Beethoven completed his twenty-seventh work in 1801, called “Quasi Una Fantasia.” It is a complex and riveting piano sonata written in C-sharp minor, a particularly emotional key. The name Moonlight Sonata did not come from Beethoven, but is believed to have been penned by a German music critic and poet named Ludwig Rellstab five years after Beethoven’s death in 1837. The poet Rellstab believed that the sonata sounded like moonlight shining on Lake Lucerne. To this day, nearly every publication uses the term for moonlight sonata either in English or in German (Mondscheinsonate.)

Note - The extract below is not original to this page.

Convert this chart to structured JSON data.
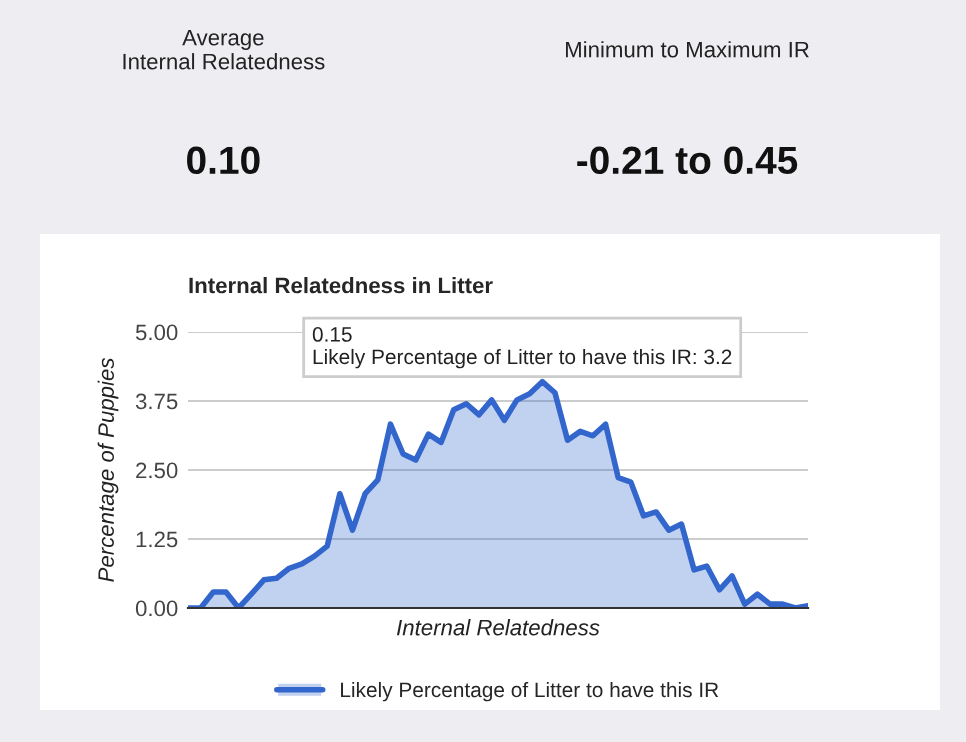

Ludwig van Beethoven, unlike Mozart, wrote in a very different musical style. His time period was shifting from the highly ordered classical era into the rule breaking and rebellious romantic era. His contemporaries in the arts were Thomas Jones, Anne-Louis Girodet de Roussy-Trioson and Eugene Delacroix. They were experimenting in colors, perspectives, themes and mediums. Their teachers all believed in very strict rules regarding art and its creation, while they wished to be free to compose or paint a subject as it exists as opposed to portraying it in a sophisticated light.

This shift away from the rules shows itself in Beethoven’s sonata quite clearly; it is not really a sonata at all. The standard sonata form from the classical period featured a fast-slow-fast-fast movement setup. Beethoven’s Moonlight Sonata progresses from slow to moderate to extremely fast in three tempos.

Regardless of the formal classification, this work features great opportunities for dramatic expression and personality to be brought to the fore for any performer. Beethoven’s works are very serious and contemplative. It is important to avoid abrupt stylistic and dynamic changes. Each crescendo should be meticulously planned to prevent a sweeping increase in volume. Instead, a subtly increasing volume maintained over the length of the phrase embodies the heart and soul of Beethoven.